U.S. Rep. Katie Porter and Sen. Elizabeth Warren (among others) have been outspoken about the need for paid maternity leave in the U.S., but I believe this argument needs to be pushed even further. If we really want to walk down Gender Equality Lane, paternal leave needs not only to be available to fathers but also offered the way it is in Norway (one of the best countries in the world for mothers and families), in a “use-it-or-lose-it” fashion.

It wasn’t until 1993 that a paternal quota (initially four weeks) was introduced in Norway. Before that, less than 3 percent of men took paternity leave. Today, fathers receive 15 weeks of non-transferrable parental leave in the country; more than 90 percent of fathers in Norway take advantage of this policy.

Not only does this balance the expectation and roles of men and women in the workplace, these policies elevate men into a more participatory parental role in the home.
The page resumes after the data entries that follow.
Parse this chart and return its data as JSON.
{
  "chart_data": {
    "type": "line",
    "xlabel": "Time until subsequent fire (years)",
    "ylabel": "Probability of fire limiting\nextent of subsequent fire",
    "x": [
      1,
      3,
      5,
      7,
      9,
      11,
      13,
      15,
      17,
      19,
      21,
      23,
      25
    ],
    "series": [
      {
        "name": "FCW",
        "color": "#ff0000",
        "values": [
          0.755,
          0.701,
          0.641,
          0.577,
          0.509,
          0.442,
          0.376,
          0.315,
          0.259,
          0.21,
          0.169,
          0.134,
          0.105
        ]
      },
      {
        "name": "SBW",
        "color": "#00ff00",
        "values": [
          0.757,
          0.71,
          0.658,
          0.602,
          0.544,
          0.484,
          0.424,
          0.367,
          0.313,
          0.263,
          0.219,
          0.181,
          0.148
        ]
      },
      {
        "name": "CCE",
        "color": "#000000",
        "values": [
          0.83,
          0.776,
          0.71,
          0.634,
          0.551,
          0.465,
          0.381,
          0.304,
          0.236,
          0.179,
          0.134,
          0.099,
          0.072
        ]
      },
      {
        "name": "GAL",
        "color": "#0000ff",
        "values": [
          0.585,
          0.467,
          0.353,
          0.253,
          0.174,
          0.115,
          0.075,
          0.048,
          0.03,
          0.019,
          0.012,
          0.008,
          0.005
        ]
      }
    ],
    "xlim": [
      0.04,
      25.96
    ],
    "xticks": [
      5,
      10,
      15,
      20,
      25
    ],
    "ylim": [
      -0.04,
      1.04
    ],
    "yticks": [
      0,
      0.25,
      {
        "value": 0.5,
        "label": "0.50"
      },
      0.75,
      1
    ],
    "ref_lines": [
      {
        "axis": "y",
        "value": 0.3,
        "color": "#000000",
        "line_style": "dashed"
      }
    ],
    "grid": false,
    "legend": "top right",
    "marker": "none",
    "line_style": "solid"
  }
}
It sets a framework for men as caregivers and active participants in domestic life, and importantly, it allows fathers to bond with their child in those fleeting early days of life.

In Germany and many of the northern European countries, it is extremely common to see the same amount of women and men pushing strollers down the sidewalk or playing with their children on the playground during a weekday. That’s because parental leave allows men to have flexibility at work, which then translates to more equality in the home.

Last November, sociologist Jessica Caruso, in an interview with Anne Helen Peterson, discussed the enormous pressure that American mothers have experienced during the pandemic, and offered up a withering critique of gender dynamics in America: “Other countries have social safety nets. The U.S. has women.”

It’s true, and it doesn’t have to be this way.